Despite the court ruling, many nursing homes urged the administration to allow them to test workers. Mark Parkinson, the chief executive of the American Health Care Association, said that caregivers in vaccine hesitant communities may walk off the job because of this policy, further threatening access to care for thousands of our nation's seniors.

The image is.

The hospital is in Miami. The new federal policy was called "insane" by the governor of Florida at a news conference.

According to federal data, 83 percent of nursing home staff members are fully vaccined, but the Omicron variant has sent the number of infections soaring. One of the most vulnerable groups are nursing home residents. The week ending January 9 saw

With the recent Covid surge, states were grappling with vaccine requirements.

Hospitals in the state already had vaccination requirements for their workers despite the Mississippi attorney general joining a group of other states in a lawsuit against the vaccine mandate.
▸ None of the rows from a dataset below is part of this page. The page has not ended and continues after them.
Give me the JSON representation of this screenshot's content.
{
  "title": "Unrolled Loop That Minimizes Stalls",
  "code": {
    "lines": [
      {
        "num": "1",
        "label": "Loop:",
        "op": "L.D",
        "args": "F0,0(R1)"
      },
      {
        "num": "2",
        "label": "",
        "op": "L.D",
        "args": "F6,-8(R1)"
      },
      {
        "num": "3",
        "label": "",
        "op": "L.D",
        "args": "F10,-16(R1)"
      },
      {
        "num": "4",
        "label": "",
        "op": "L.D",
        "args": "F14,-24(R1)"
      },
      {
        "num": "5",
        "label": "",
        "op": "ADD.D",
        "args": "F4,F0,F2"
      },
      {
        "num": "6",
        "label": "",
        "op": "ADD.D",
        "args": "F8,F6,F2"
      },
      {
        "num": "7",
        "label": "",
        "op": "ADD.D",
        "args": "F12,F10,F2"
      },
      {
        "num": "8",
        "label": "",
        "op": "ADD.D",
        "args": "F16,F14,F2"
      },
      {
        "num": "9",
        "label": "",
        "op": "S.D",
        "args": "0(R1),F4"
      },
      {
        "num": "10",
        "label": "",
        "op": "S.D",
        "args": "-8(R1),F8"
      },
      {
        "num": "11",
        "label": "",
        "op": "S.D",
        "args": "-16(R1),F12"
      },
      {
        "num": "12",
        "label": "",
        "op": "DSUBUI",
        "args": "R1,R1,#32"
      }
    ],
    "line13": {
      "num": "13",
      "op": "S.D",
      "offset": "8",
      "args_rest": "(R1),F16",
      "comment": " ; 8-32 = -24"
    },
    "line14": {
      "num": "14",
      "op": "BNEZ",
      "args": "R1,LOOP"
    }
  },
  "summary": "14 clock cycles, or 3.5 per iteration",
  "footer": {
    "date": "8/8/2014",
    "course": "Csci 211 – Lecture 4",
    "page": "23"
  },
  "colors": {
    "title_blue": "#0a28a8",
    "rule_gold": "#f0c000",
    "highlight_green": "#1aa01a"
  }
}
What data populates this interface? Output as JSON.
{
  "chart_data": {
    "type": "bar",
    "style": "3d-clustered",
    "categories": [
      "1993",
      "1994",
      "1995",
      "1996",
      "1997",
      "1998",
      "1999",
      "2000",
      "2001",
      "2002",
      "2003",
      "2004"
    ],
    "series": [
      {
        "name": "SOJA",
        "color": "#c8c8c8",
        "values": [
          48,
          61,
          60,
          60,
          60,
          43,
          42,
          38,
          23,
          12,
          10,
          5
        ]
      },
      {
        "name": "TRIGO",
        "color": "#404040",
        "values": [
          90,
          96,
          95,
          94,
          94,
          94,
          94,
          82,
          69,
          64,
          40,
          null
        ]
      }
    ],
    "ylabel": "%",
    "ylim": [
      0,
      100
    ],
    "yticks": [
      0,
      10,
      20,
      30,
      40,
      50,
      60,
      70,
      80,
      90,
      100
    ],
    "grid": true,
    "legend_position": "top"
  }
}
At the University of Mississippi Medical Center in Jackson, officials said that only 10 of their 10,000 employees had been terminated for not getting vaccinations.

Smaller hospitals that have long struggled to retain workers and have resisted vaccine requirements for their employees said they were worried about the ruling. The chief executive of the Singing River Health System feared that the ruling could lead to the departure of hundreds of workers. The loss of one nurse can have a negative impact on the number of patients we are able to deliver care for.

In Texas, Gov. Greg Abbott signed an executive order banning employers from requiring vaccines, and his office sued the Biden administration for requiring Army National Guard members to get the shots.

The state hospital association advises hospitals to follow the federal rules after the Supreme Court decision.

In California, vaccination rates have gone up since the end of September when the governor ordered health care workers to be inoculated.

Omicron has been hurting staffing levels at health care facilities across the state because of the spiking hospitalizations for Covid-19.

California health care officials this week changed state guidelines to allow health care workers who have tested positive for the virus to return to work immediately.

State Senator Richard Pan, who has led California efforts to tighten vaccine mandates, said that in politics, if someone wins with 60 or 70 percent of the vote, they have crushed their opponent. That isn't enough in vaccination. You have to get to the upper 80s and 90s in percentages to keep people safe, and there aren't many ways to get 90-plus percent of people to do anything voluntarily. Mandates have been effective.

Madeleine and Adam reported from Washington, as did Christina Jewett and Shawn Hubler.